Electroreception is an ancient sense found in many aquatic animals, including sharks, which may be used in the detection of prey, predators and mates. Wobbegong sharks (Orectolobidae) and angel sharks (Squatinidae) represent two distantly related families that have independently evolved a similar dorso-ventrally compressed body form to complement their benthic ambush feeding strategy. Consequently, these groups represent useful models in which to investigate the specific morphological and physiological adaptations that are driven by the adoption of a benthic lifestyle. In this study, we compared the distribution and abundance of electrosensory pores in the spotted wobbegong shark (Orectolobus maculatus) with the Australian angel shark (Squatina australis) to determine whether both species display a similar pattern of clustering of sub-dermal electroreceptors and to further understand the functional importance of electroreception in the feeding behaviour of these benthic sharks. Orectolobus maculatus has a more complex electrosensory system than S. australis, with a higher abundance of pores and an additional cluster of electroreceptors positioned in the snout (the superficial ophthalmic cluster). Interestingly, both species possess a cluster of pores (the hyoid cluster, positioned slightly posterior to the first gill slit) more commonly found in rays, but which may be present in all benthic elasmobranchs to assist in the detection of approaching predators.

The mechanosensory lateral line system in two species of wobbegong shark (Orectolobidae)
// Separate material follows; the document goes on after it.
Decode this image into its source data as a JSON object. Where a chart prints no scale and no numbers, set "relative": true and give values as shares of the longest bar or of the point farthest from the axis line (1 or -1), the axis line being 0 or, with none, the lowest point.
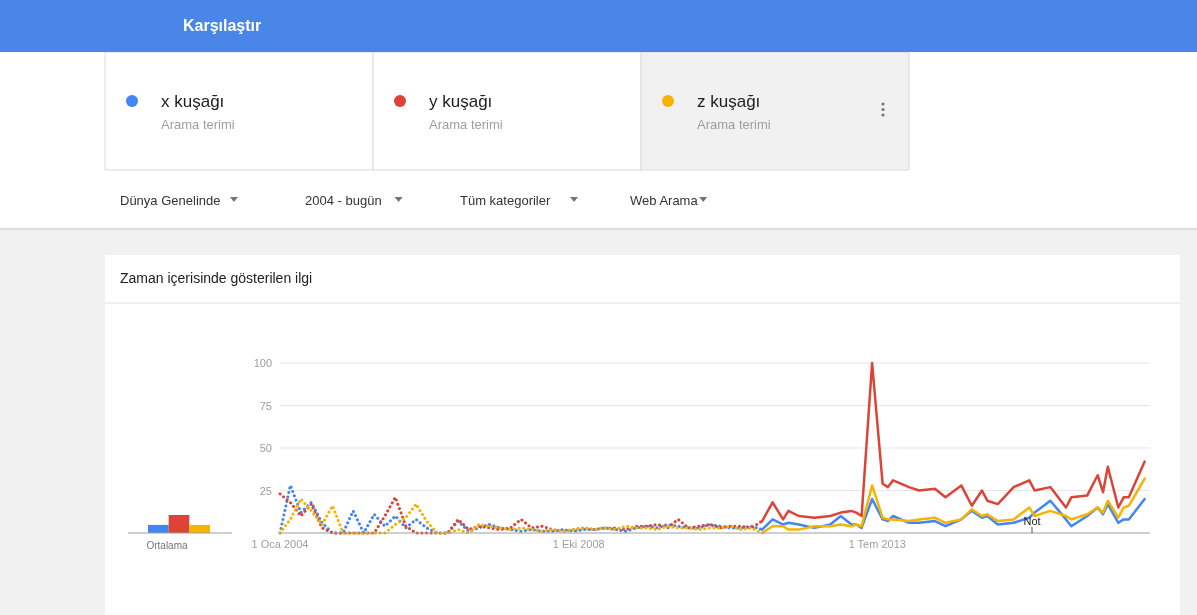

Comparative studies of the mechanosensory lateral line (MLL) have provided valuable insights into the predatory, escape and navigation behaviours of teleost and elasmobranch fishes. Recent work on the MLL in elasmobranchs has focused on canal morphology and pore topography in batoid species, with considerably less detailed examination of the canal system of sharks. In this study, the spatial arrangement of MLL canals and pit organs, and the morphology of the sensory neuromasts, are described for two species of wobbegong shark: the spotted wobbegong Orectolobus maculatus and the ornate wobbegong O. ornatus. Wobbegongs are benthic species that employ an ambush feeding strategy, and it is hypothesised that the MLL will be adapted for both these ecological traits. The spatial distribution of the MLL system in both species is broadly similar to other elasmobranchs, with a dorsal concentration of canals and pit organs that is ideally suited for detecting water flow over the top of the head. This arrangement may facilitate the detection of prey and predators swimming above and in front of the shark. The non-pored canals positioned directly above the mouth may be used as mechanotactile receptors to optimise ‘touch’ sensation when feeding. Wobbegong canal and pit organ neuromast hair cell morphology is typical of other sharks; however, canal neuromast sensory tissue differs from other elasmobranch species in that it is not continuous throughout the canals. The study provides evidence that the MLL system of wobbegong sharks is well adapted for their rather unique feeding mode and benthic lifestyle.